清潔な状態で、室温で 7 日間保管すれば、ほとんどの状況で十分な SARSCoV-2 の不活化が得られる可能性がある。この方法では、細菌やカビの重感染のリスクに対して除染を行うことはできない

N95 マスクの再利用時の注意:以下の方法(X)は N95 マスクの濾過効率を著しく低下させるか、または生物学的汚染物質を十分に不活化できない。N95 マスクの除染には使用しない。
×)石鹸水:石鹸水に浸漬すると複数の N95 モデルで濾過性能が低下する。微粒子を付着させやすいように帯電しているフィルターの帯電性が落ち性能が低下すると考えられる。
×)アルコール:フィルターに直接ダメージを与え、性能が低下する。
×)漂白剤(次亜塩素酸ナトリウム):漂白剤を含む溶液に浸漬すると N95 マスクの濾過効率が低下する。

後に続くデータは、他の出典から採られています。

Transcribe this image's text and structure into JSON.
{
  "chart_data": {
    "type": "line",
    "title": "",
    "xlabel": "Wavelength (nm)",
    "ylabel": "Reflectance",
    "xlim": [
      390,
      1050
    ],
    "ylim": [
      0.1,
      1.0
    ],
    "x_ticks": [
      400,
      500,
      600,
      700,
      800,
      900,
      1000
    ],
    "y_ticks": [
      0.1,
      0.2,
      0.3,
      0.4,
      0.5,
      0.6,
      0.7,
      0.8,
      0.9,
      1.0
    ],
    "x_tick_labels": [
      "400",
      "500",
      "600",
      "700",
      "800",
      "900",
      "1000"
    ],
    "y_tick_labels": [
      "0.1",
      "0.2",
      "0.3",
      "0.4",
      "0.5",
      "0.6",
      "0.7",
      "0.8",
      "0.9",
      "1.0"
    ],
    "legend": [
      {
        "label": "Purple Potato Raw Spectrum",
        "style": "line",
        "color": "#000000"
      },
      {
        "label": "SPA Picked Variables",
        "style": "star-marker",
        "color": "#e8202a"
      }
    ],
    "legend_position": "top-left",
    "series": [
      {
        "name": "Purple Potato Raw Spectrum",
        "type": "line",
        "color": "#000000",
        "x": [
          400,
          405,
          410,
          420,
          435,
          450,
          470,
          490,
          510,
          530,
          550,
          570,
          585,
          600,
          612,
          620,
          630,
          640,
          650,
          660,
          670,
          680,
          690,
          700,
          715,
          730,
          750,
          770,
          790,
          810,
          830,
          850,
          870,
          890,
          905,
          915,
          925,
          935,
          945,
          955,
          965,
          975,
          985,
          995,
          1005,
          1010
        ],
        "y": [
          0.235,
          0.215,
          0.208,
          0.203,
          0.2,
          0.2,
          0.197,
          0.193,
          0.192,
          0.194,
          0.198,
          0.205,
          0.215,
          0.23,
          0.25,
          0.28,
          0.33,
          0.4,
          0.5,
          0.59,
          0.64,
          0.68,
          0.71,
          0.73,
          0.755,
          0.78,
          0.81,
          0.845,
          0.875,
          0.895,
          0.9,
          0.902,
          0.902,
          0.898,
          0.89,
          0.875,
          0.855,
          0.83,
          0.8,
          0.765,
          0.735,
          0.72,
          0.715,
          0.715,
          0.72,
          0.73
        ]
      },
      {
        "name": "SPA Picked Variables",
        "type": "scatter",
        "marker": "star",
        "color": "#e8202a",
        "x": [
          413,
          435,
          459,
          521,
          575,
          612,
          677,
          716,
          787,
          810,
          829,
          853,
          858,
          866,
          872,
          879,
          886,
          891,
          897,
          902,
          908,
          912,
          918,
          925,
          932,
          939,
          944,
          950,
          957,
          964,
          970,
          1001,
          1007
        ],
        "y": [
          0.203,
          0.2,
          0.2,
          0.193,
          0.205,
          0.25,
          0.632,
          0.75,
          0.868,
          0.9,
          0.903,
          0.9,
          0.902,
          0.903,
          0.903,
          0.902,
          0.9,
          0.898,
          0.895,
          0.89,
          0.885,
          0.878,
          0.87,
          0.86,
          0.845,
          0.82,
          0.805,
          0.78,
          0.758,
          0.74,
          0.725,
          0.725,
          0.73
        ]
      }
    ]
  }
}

ただし、漂白剤を含むワイプ(0.9%次亜塩素酸塩)で 3 回拭いてもいくつかのモデルの N95 マスクには損傷を与えないことも示されており、表面を拭くなどには利用できる可能性がある。また、漂白剤の残留には健康リスクがあり、特に喘息や過敏症のある人には危険。
×)一晩の保管:SARS-CoV2 は環境表面で 3 日間以上、活性維持できることが報告されている。室温で一晩置いただけでは N95 の除染は十分でない。

 

 ひとりひとりの綿密な行動が、自分の健康を守り、
それぞれの役割を全うする事をもたらしてくれます。

新型コロナウィルス感染症 最新の知識と対応の指針 ④ <消毒について*(補遺)>

消毒

1)手指消毒:不特定多数が触れる可能性の有る場所に触れた場合には、エチルアルコールなどによる手指消毒を行って下さい。
☆自宅を出た後、どの様な物体に触れたのか、記憶にあるなしに関わらず、建物・室内空間に入った時、エチルアルコールなどの消毒液が出入り口に設置してある時には必ず、入った時にも出る時にも手指や手のひらを消毒して下さい。
☆ショッピングセンター、スーパー、他の施設でも手指消毒用エチルアルコールが設置されている時には積極的に使用して下さい。
エタノールが売り場の棚から消えています。その為、塩素系消毒剤で手指を消毒しているという話しを聞くことがあります。しかし、塩素系漂白剤は肌荒れを引き起こします。
☆薄めたものでも、塩素系漂白剤が皮膚に付いたときはすぐに水道水で洗い流し、石鹸を使って“ぬるぬる”を感じなくなるまで流してください。
☆塩素系消毒薬を使う時や、誰が触ったか分からないものを取り扱う時には、ゴム手袋やナイロン袋*ごしに触って下さい。
*薄いナイロン袋は手袋の代わりになります。袋を手にかぶせて取り扱って下さい。触り終わったらくるくると裏返しながら手から外し、袋の口近くを縛ってそのまま捨ててください。但し、スーパーの荷詰め台にある薄いナイロン袋の独り占めはご法度・マナー違反です。
☆環境物体に触れる場合、下記2)に列挙された環境・物体に触れる、若しくは触れた場合には作業前後の手指消毒を忘れないで下さい。

2)環境消毒の重要性
新型コロナウイルスは物体表面で数日間は感染性を持っています。環境消毒が重要です。
☆物体表面でのウイルス生存期間
金属表面 ≦5 日(最長 5 日間)
プラスティック表面 ≦9 日
木材 ≦4 日
紙 ≦5 日
ラテックスグローブ ≦8 時間
ディスポーザブルガウン ≦2 日

3)どこを、何を消毒するか?
汚染場所は多岐にわたっています。手や物に一度、付着した後は、生活環境のあらゆる物体の表面に付着が拡がります。しかも、物に付着した新型コロナウイルスは、上に揚げた「☆物体表面でのウイルス生存期間」にあるように長期間、感染性を保っています。これらは通常の清掃で大体消失しますが、直接触れるものは、きちんと消毒して下さい。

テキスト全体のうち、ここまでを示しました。